Think3’s Amey Hellen said: ‘A brand that has been around for almost two plus decades being wiped out overnight does not feel like the smartest choice, however, it is very fitting for the controversial entrepreneur.
Aligning with Musk’s own aims for the proposed ‘everything app’, Hellen said: ‘I think this is just the beginning of what is to come for this app.’
Short Story Ventures’ Danny Matthews also appeared to heap praise on Musk for his decision to shake up the platform.
‘It makes absolute sense to me that he wants to rebrand away from a social media platform and instead, expand X into an app that integrates with the rest of your life,’ Matthews said.
‘If people thought $44bn was a lot of money to buy Twitter, I think Elon Musk is about to unlock the real value in his purchase, although it might take some time for us to see it.’
However, Matthews added the caveat that it was ‘never a good idea to rebrand on a whim without any real communication’ but he said ‘Musk is an anomaly in pretty much everything he does.’

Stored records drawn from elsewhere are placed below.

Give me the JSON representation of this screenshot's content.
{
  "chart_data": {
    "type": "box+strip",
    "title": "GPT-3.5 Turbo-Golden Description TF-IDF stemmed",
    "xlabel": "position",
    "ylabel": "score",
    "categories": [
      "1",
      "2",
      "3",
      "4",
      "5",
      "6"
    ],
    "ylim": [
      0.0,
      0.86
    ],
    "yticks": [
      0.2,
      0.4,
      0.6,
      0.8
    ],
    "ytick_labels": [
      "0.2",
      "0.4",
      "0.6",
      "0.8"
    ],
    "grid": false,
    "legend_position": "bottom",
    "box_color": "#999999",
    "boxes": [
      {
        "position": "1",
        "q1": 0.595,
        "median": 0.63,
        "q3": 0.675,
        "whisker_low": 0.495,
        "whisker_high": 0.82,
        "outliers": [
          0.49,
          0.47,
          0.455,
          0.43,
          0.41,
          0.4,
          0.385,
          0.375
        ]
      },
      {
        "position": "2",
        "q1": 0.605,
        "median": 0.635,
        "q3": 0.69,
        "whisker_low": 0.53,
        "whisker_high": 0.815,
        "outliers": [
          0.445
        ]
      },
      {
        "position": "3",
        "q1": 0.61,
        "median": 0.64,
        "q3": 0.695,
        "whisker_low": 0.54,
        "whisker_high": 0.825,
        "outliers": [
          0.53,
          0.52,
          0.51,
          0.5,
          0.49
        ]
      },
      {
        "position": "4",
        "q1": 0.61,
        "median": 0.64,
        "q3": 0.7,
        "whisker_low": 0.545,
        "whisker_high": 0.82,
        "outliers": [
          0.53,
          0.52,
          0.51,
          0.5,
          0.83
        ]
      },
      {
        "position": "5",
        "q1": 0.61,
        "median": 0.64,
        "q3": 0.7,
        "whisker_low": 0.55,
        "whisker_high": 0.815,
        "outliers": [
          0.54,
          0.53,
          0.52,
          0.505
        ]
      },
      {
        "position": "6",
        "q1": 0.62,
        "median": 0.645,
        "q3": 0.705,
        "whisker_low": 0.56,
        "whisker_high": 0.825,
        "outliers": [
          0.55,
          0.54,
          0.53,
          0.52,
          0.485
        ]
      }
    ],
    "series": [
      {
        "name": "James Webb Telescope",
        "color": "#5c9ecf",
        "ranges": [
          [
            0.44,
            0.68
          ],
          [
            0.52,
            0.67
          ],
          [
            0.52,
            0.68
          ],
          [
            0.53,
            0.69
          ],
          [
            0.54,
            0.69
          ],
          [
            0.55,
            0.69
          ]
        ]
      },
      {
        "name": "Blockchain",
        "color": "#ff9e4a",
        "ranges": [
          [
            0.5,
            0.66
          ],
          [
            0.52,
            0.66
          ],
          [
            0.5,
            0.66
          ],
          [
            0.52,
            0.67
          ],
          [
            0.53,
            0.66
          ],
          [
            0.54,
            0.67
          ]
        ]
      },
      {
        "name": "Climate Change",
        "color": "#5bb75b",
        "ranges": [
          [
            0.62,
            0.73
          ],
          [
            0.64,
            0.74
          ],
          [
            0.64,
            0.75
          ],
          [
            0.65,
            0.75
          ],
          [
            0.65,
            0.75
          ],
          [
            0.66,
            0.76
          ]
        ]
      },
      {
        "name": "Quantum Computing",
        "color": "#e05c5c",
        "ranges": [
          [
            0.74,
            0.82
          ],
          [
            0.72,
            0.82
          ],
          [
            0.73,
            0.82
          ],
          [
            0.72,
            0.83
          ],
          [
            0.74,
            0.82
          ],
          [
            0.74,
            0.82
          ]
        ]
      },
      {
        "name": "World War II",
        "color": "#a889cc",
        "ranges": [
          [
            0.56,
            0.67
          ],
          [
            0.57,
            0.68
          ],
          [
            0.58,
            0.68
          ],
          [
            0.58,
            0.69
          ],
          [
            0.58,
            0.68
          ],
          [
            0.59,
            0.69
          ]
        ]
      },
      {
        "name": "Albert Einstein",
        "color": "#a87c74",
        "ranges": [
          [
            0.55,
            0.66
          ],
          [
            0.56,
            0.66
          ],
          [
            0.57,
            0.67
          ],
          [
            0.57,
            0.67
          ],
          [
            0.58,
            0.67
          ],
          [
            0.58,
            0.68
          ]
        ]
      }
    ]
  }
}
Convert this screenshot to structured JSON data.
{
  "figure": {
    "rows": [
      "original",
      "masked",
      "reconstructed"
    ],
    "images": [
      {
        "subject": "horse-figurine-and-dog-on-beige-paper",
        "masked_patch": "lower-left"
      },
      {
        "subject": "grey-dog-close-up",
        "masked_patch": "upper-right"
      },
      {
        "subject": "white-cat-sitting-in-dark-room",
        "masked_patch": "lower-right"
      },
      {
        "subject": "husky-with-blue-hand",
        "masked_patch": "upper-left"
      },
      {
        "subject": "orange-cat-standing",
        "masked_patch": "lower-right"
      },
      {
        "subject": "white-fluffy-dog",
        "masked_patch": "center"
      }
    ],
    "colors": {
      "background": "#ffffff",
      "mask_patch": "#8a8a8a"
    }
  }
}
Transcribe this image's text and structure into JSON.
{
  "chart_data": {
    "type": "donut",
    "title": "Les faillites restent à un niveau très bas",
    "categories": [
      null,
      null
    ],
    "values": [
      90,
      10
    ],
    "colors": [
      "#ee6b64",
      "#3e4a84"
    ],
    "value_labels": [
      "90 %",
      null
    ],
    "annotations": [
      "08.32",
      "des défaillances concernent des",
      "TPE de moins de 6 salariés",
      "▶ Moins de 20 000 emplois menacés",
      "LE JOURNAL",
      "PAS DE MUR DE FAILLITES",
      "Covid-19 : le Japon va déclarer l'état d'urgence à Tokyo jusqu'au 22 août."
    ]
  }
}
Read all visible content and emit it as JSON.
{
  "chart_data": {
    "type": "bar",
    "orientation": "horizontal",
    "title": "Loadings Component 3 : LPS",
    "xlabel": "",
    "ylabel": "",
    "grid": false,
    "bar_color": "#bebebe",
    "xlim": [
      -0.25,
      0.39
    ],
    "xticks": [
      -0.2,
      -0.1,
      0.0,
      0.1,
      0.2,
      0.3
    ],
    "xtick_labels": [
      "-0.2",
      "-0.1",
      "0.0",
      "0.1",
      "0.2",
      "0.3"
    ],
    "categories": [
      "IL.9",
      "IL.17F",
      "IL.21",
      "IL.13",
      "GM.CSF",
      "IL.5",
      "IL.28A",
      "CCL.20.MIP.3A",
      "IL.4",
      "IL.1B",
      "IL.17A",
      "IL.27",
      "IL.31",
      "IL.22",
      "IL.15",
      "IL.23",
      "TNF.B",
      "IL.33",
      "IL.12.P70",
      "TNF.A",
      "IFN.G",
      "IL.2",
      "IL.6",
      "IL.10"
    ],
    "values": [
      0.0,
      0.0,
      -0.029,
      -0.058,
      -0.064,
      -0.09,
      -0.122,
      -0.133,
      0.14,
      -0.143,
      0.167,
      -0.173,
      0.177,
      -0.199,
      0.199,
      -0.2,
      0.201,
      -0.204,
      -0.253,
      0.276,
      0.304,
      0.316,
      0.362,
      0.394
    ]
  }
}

Musk, Chief Executive Officer of SpaceX and Tesla and owner of Twitter, gestures as he attends the Viva Technology conference
Twitter’s new logo is seen projected on the corporate headquarters building in downtown San Francisco, California
But Ben Foster form the SEO Works said the rebrand to X as part of Musk’s strategic long-term play to create an ‘everything app’ that included instant messaging and banking came across as ‘reactive’.
He said: ‘It feels like this sudden change is more reactive to try and place the media focus back onto Musk’s plans rather than Zuckerberg’s,’ following the launch of Meta’s Threads.
Debbie Porter from Designation Digital Marketing said it ‘feels like there is an element of Musk stamping his feet in tantrum after Threads was launched to viral success by Mark Zuckerberg two weeks ago.’
She added: ‘Musk owns the skies through Starlink, and he’s making inroads on mapping the surface of the earth through Tesla. Whilst the mapping of roads is confined to roads, if you want to get more granular with the data you own, you need the mobile phones in people’s pockets to help you map in even more detail.
‘Rather than viewing this as a billionaire’s spat between Zuckerberg and Musk, we might want to keep an eye on Musk’s global domination plans.